2. Feudal law. The right of the superior of land over a tenant.

dominium directum et utile (d[schwa]-min-ee-[schwa]m di-rek-t[schwa]m et yoo-t[schwa]-lee), n. [Law Latin] Civil law. Complete ownership of property, including both title and exclusive use.

dominium eminens (d[schwa]-min-ee-[schwa]m em-[schwa]-nenz), n. [Law Latin] Civil law. Eminent domain. See EMINENT DOMAIN.

dominium ex jure quiritium (d[schwa]-min-ee-[schwa]m eks joor-ee kwI-rish-ee-[schwa]m).Roman law. Ownership exercised by Roman citizens in the most complete manner (pleno jure), the property being domestic (not foreign) and having been acquired according to all the forms of law.

— Also termed dominium quiritarium; dominium legitimum.

dominium legitimum (l[schwa]-jit-i-m[schwa]m).
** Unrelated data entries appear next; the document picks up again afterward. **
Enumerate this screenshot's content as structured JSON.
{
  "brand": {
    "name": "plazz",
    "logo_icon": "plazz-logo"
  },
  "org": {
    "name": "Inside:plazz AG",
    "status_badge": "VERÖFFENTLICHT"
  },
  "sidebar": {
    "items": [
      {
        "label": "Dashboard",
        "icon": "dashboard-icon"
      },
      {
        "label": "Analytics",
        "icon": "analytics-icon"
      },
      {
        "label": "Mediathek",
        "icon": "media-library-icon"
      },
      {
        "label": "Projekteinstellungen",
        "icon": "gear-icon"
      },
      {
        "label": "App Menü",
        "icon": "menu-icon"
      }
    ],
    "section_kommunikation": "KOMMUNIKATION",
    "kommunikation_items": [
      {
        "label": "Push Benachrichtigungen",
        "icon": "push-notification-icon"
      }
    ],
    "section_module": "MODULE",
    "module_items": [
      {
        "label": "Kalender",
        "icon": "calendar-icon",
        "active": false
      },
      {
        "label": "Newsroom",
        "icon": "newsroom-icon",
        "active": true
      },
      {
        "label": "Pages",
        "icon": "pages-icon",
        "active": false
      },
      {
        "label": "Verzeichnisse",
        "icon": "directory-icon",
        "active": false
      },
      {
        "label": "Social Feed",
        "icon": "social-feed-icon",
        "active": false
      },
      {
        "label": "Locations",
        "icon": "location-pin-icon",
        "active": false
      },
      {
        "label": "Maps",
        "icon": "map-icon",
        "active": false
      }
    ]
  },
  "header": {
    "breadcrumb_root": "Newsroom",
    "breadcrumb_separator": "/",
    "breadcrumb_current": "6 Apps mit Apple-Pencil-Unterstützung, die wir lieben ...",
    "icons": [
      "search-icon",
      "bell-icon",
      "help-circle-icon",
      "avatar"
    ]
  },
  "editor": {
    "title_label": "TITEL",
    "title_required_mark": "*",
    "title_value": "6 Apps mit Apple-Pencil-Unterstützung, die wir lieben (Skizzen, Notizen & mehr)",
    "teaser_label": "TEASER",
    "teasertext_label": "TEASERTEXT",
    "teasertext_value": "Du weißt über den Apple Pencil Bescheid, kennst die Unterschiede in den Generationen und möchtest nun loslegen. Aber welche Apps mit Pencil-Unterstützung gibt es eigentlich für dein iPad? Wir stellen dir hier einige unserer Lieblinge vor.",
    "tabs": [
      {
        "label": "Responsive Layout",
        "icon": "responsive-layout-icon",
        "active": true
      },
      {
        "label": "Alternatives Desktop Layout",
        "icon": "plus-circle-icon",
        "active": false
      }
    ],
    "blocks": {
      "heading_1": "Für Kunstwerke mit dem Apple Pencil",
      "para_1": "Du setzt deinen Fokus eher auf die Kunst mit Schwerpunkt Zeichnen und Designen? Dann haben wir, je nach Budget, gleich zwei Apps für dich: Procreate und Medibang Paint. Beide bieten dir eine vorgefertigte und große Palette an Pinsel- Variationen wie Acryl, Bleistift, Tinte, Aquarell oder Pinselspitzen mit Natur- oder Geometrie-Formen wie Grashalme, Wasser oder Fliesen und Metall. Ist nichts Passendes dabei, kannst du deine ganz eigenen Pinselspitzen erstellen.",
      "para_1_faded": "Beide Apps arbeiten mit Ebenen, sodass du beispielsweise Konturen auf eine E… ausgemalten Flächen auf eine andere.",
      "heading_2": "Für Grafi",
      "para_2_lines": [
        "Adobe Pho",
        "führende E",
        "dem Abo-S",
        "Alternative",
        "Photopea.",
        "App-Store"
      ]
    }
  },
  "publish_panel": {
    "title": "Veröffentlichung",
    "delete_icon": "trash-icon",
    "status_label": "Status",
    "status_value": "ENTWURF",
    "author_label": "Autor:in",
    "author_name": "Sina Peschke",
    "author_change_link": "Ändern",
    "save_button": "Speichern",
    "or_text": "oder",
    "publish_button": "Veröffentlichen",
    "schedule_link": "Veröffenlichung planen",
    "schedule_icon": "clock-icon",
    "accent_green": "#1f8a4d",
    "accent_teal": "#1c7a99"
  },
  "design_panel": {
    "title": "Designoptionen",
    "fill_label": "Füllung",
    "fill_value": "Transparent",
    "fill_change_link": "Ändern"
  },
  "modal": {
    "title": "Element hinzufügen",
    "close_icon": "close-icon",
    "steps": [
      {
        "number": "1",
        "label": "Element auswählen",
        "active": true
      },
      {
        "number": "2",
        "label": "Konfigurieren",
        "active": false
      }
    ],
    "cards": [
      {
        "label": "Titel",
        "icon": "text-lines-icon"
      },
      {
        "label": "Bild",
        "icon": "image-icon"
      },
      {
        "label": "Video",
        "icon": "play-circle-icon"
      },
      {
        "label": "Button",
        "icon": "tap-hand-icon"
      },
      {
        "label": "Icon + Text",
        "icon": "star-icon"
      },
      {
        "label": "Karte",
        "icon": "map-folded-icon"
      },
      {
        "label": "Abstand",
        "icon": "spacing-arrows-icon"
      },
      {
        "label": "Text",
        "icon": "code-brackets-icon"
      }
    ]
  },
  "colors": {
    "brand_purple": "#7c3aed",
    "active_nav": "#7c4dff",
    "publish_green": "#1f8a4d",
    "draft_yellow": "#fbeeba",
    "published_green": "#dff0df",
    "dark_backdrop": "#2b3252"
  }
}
See dominium ex jure quiritium.

dominium plenum (d[schwa]-min-ee-[schwa]m plee-n[schwa]m), n. [Law Latin] Civil law. Full ownership combining dominium directum and dominium utile.

— Also termed plenum dominium.

dominium quiritarium (d[schwa]-min-ee-[schwa]m kwI-r[schwa]-tair-ee-[ schwa]m). See dominium ex jure quiritium.

dominium utile (d[schwa]-min-ee-[schwa]m yoo-t[schwa]-lee), n. [Law Latin] Civil law. Equitable ownership; a beneficial right to use property; the right of a tenant to use the soil and its profits.

“The special characteristic of Feudal land was that ownership in it was split into two kinds, the dominium directum of the superior (lord) and the dominium utile of the vassal. The feudists correctly insisted that this was not a form of joint ownership, not yet of ownership burdened with an easement or a ‘usufruct,’ but that two kinds of ownership were present, and that each of these persons, the lord and the vassal, was properly called ‘owner’ or dominus. The lord’s dominium directum gave him a reversion in the case of forfeiture of failure of issue and the enjoyment of whatever the naturalia and accidentalia were. The vassal’s dominium utile gave him the immediate enjoyment of the land itself.” Max Radin, Handbook of Anglo-American Legal History 148 (1936).

nudum dominium (n[y]oo-d[schwa]m d[schwa]-min-ee-[schwa]m). [Latin “bare ownership”] Roman law. Ownership divorced from present possession or use.

plenum dominium. See dominium plenum.

2. Hist. Lordship; sovereignty.“The Latin word for ownership, dominium, is particularly confusing, since in medieval times it is also the word for lordship.” J.H. Baker, An Introduction to English Legal History 255 (3d ed. 1990).